O Presidente angolano, João Manuel Gonçalves Lourenço, disse nesta Segunda-feira, 28, em Madrid, em jeito de balanço, que nos primeiros quatro anos do seu mandato – feitos a 26 de Setembro – foram dados passos importantes para a construção de uma nova Angola: “um país mais transparente, de concorrência leal nos negócios e com ambiente de negócios cada vez mais amigo do investidor”.
Falando no almoço que lhe foi oferecido por Sua Majestade o Rei Felipe VI, no quadro da visita de Estado ao Reino de Espanha, João Lourenço referiu que o novo quadro vem-se consolidando com a tomada de medidas com as quais se pretende repor a autoridade das instituições do Estado, tornando Angola num país mais atractivo, como destino turístico, e mais seguro para o investimento privado.
“Temos igualmente trabalhado e aprovado medidas no sentido da diversificação da economia, especificamente com o desenvolvimento de outros sectores além do petrolífero, da redução de importações de bens essenciais, do aumento da oferta de bens de produção nacional exportáveis, bem como da criação de emprego”, acrescentou.

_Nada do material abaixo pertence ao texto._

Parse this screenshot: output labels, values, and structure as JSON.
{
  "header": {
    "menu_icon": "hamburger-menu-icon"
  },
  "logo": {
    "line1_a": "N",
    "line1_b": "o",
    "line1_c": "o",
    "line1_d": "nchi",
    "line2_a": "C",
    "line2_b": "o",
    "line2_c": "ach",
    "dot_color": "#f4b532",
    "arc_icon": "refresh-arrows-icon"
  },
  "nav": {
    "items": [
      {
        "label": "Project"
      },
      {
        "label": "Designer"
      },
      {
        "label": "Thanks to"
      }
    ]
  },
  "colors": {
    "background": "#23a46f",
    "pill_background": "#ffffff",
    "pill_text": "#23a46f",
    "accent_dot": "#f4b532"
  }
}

Com isso, afirma o estadista, Angola tem redobrado esforços no sentido da criação de mecanismos e incentivos que encorajem os empresários estrangeiros a investir em diversos sectores da economia local. A ocasião foi aproveitada pelo líder angolano para dizer ao Rei de Espanha que “o mercado angolano está aberto a uma maior presença de empresários e homens de negócios espanhóis”, no sentido de se edificar, na prática, uma base de cooperação mutuamente vantajosa para ambos os povos e países.
“Pretendemos, com esta visita, estabelecer uma verdadeira parceria estratégica com o vosso país, reforçando os laços de amizade e de cooperação em importantes domínios da nossa economia, com destaque para a política, educação, agricultura, energia, construção civil, pescas, saúde, defesa e segurança, e outros”, indicou o político.

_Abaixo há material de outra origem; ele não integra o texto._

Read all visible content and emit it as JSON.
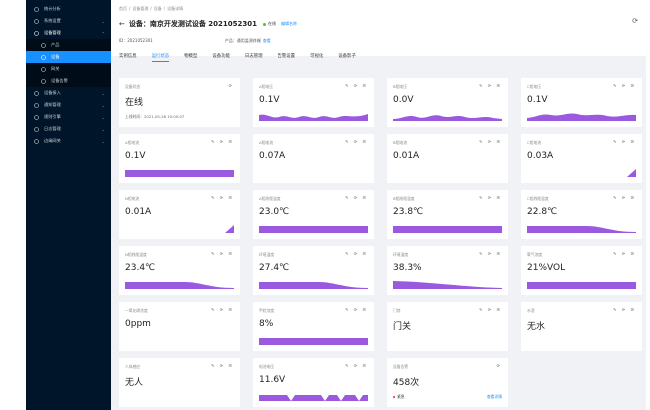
{
  "sidebar": {
    "items": [
      {
        "label": "统计分析",
        "icon": "chart-icon",
        "chevron": "",
        "state": ""
      },
      {
        "label": "系统设置",
        "icon": "gear-icon",
        "chevron": "⌄",
        "state": ""
      },
      {
        "label": "设备管理",
        "icon": "device-icon",
        "chevron": "⌃",
        "state": "open"
      },
      {
        "label": "产品",
        "icon": "product-icon",
        "chevron": "",
        "state": "sub"
      },
      {
        "label": "设备",
        "icon": "device-sub-icon",
        "chevron": "",
        "state": "sub active"
      },
      {
        "label": "网关",
        "icon": "gateway-icon",
        "chevron": "",
        "state": "sub"
      },
      {
        "label": "设备告警",
        "icon": "alarm-icon",
        "chevron": "",
        "state": "sub"
      },
      {
        "label": "设备接入",
        "icon": "access-icon",
        "chevron": "⌄",
        "state": ""
      },
      {
        "label": "通知管理",
        "icon": "bell-icon",
        "chevron": "⌄",
        "state": ""
      },
      {
        "label": "规则引擎",
        "icon": "rule-icon",
        "chevron": "⌄",
        "state": ""
      },
      {
        "label": "日志管理",
        "icon": "log-icon",
        "chevron": "⌄",
        "state": ""
      },
      {
        "label": "边缘网关",
        "icon": "edge-icon",
        "chevron": "⌄",
        "state": ""
      }
    ]
  },
  "header": {
    "breadcrumb": [
      "首页",
      "/",
      "设备管理",
      "/",
      "设备",
      "/",
      "设备详情"
    ],
    "back_icon": "arrow-left-icon",
    "title": "设备：南京开发测试设备 2021052301",
    "status": "在线",
    "status_color": "#52c41a",
    "rename": "编辑名称",
    "id_text": "ID：2021052301",
    "product_label": "产品：通用监测终端",
    "product_link": "查看"
  },
  "tabs": [
    "实例信息",
    "运行状态",
    "物模型",
    "设备功能",
    "日志管理",
    "告警设置",
    "可视化",
    "设备影子"
  ],
  "active_tab": 1,
  "accent_color": "#1890ff",
  "chart_color": "#9b59e0",
  "cards": [
    {
      "label": "设备状态",
      "value": "在线",
      "sub": "上线时间：2021-05-26 10:05:07",
      "chart": "none",
      "actions": "⟳"
    },
    {
      "label": "A相电压",
      "value": "0.1V",
      "chart": "wave1",
      "actions": "✎ ⟳ ☰"
    },
    {
      "label": "B相电压",
      "value": "0.0V",
      "chart": "wave2",
      "actions": "✎ ⟳ ☰"
    },
    {
      "label": "C相电压",
      "value": "0.1V",
      "chart": "wave3",
      "actions": "✎ ⟳ ☰"
    },
    {
      "label": "A相电流",
      "value": "0.1V",
      "chart": "flat",
      "actions": "✎ ⟳ ☰"
    },
    {
      "label": "A相电流",
      "value": "0.07A",
      "chart": "none",
      "actions": "✎ ⟳ ☰"
    },
    {
      "label": "B相电流",
      "value": "0.01A",
      "chart": "none",
      "actions": "✎ ⟳ ☰"
    },
    {
      "label": "C相电流",
      "value": "0.03A",
      "chart": "tri",
      "actions": "✎ ⟳ ☰"
    },
    {
      "label": "N相电流",
      "value": "0.01A",
      "chart": "tri",
      "actions": "✎ ⟳ ☰"
    },
    {
      "label": "A相线缆温度",
      "value": "23.0℃",
      "chart": "flat",
      "actions": "✎ ⟳ ☰"
    },
    {
      "label": "B相线缆温度",
      "value": "23.8℃",
      "chart": "flat",
      "actions": "✎ ⟳ ☰"
    },
    {
      "label": "C相线缆温度",
      "value": "22.8℃",
      "chart": "drop",
      "actions": "✎ ⟳ ☰"
    },
    {
      "label": "N相线缆温度",
      "value": "23.4℃",
      "chart": "drop",
      "actions": "✎ ⟳ ☰"
    },
    {
      "label": "环境温度",
      "value": "27.4℃",
      "chart": "drop",
      "actions": "✎ ⟳ ☰"
    },
    {
      "label": "环境湿度",
      "value": "38.3%",
      "chart": "slope",
      "actions": "✎ ⟳ ☰"
    },
    {
      "label": "氧气浓度",
      "value": "21%VOL",
      "chart": "flat",
      "actions": "✎ ⟳ ☰"
    },
    {
      "label": "一氧化碳浓度",
      "value": "0ppm",
      "chart": "none",
      "actions": "✎ ⟳ ☰"
    },
    {
      "label": "甲烷浓度",
      "value": "8%",
      "chart": "flat",
      "actions": "✎ ⟳ ☰"
    },
    {
      "label": "门禁",
      "value": "门关",
      "chart": "none",
      "actions": "✎ ⟳ ☰"
    },
    {
      "label": "水浸",
      "value": "无水",
      "chart": "none",
      "actions": "✎ ⟳ ☰"
    },
    {
      "label": "人体感应",
      "value": "无人",
      "chart": "none",
      "actions": "✎ ⟳ ☰"
    },
    {
      "label": "电池电压",
      "value": "11.6V",
      "chart": "spikes",
      "actions": "✎ ⟳ ☰"
    },
    {
      "label": "设备告警",
      "value": "458次",
      "chart": "none",
      "actions": "⟳",
      "footer_left": "紧急",
      "footer_right": "查看详情"
    },
    {
      "label": "",
      "value": "",
      "chart": "none",
      "actions": "",
      "hidden": true
    }
  ]
}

Angola quer experiência de Espanha para retomar crescimento
João Lourenço não escondeu a pretensão do seu Executivo de contar com o apoio e experiência de Espanha – uma das mais importantes economias da União Europeia – para que Angola volte a trilhar o caminho do crescimento e desenvolvimento, “freado pela crise da Covid-19, que trouxe consigo a pior recessão económica jamais vivida pelo mundo”.

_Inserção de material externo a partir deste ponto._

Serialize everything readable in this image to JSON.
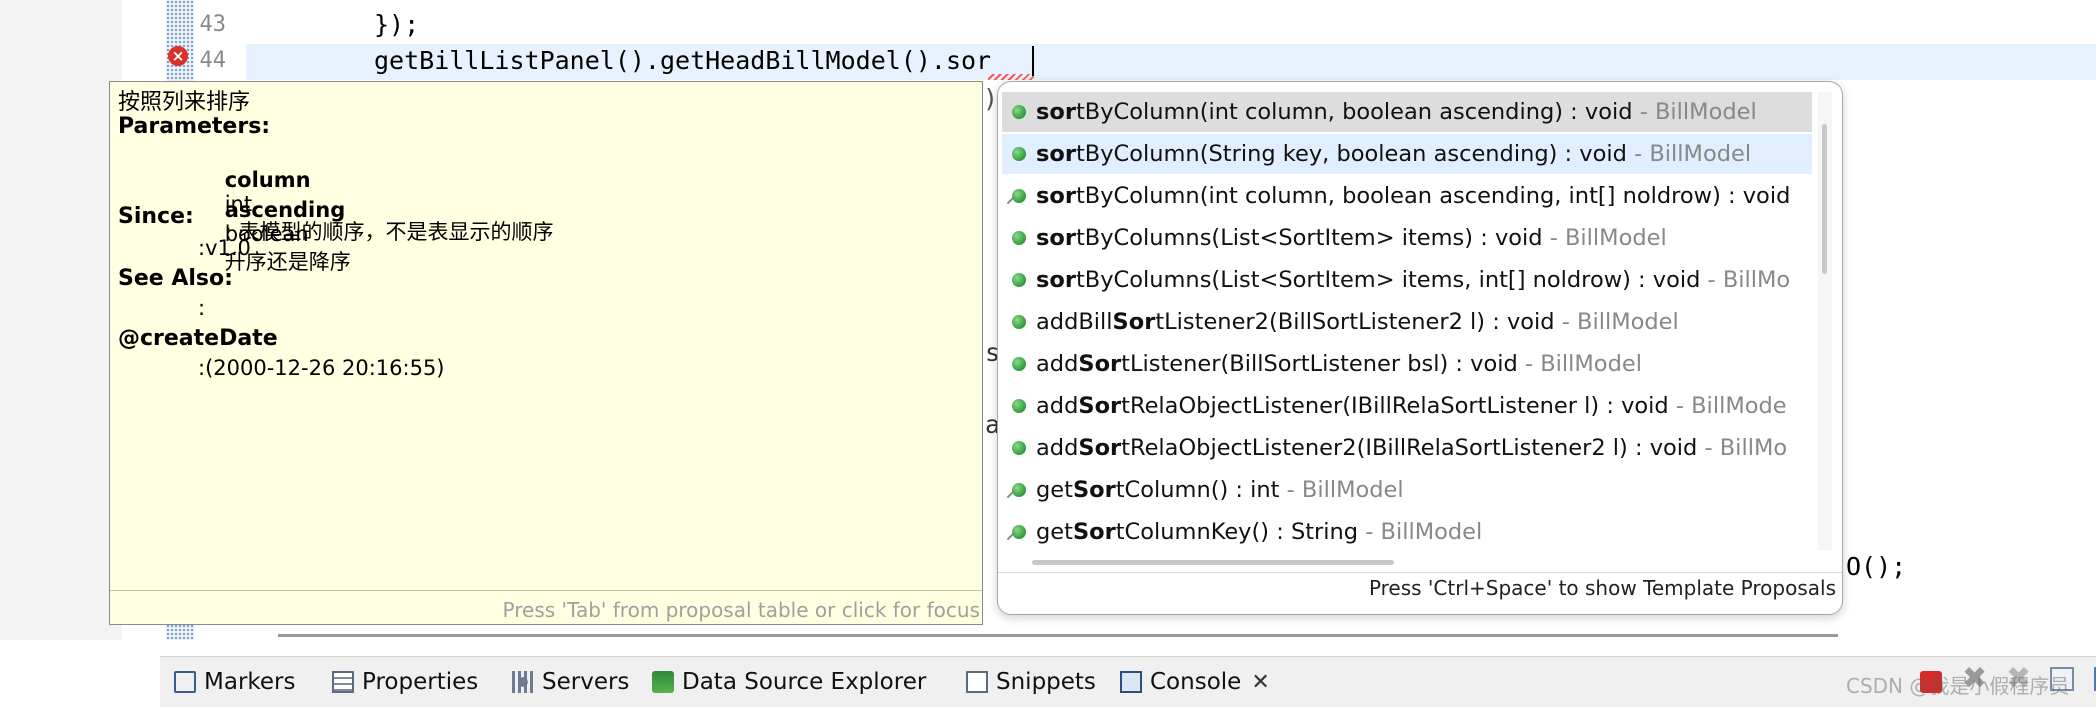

Lembrou que, durante a visita a Luanda de Pedro Sánchez, chefe do governo espanhol, foram passadas em revista questões ligadas aos diversos domínios da cooperação entre os dois países e assinados alguns acordos e memorandos, em que se destacam o Acordo de Promoção e Protecção Recíproca de Investimentos, facto que, considerou, proporcionará um ambiente empresarial mais atractivo, susceptível de facilitar a mobilização de empresas nos dois sentidos e promover investimentos que servirão de alavanca para fortalecer as relações bilaterais de amizade e de cooperação.
“Nesta conformidade, gostaria de reforçar a necessidade de estabelecermos uma parceria estratégica que ultrapasse a esfera meramente económica e empresarial, mas que se alargue e se reforce ao nível das consultas políticas, diplomáticas e a trocas de informação e experiências em vários domínios da vida dos nossos países”, frisou, enfatizando que “gostaríamos de poder contar com o vosso país, para a mobilização de financiamentos e de investidores da Europa, interessados em investirem em Angola nos mais diferentes sectores da nossa economia”.
A Covid-19 não passou à margem no discurso do Chefe do Executivo angolano. De acordo com Presidente angolano, a pandemia provocada pelo novo coronavírus tem mostrado ao mundo que não existe sistemas de saúde suficientemente estruturados, organizados e capazes de enfrentar uma enfermidade de tão rápida propagação e contágio. De igual modo, prosseguiu, não há sistemas financeiros preparados para resistir, por muito tempo, às restrições que os governos foram obrigados a aplicar na tentativa de combater de forma eficaz o vírus SARS-CoV-2 e reduzir de forma significativa o forte impacto que tem sobre a saúde humana e sobre a economia.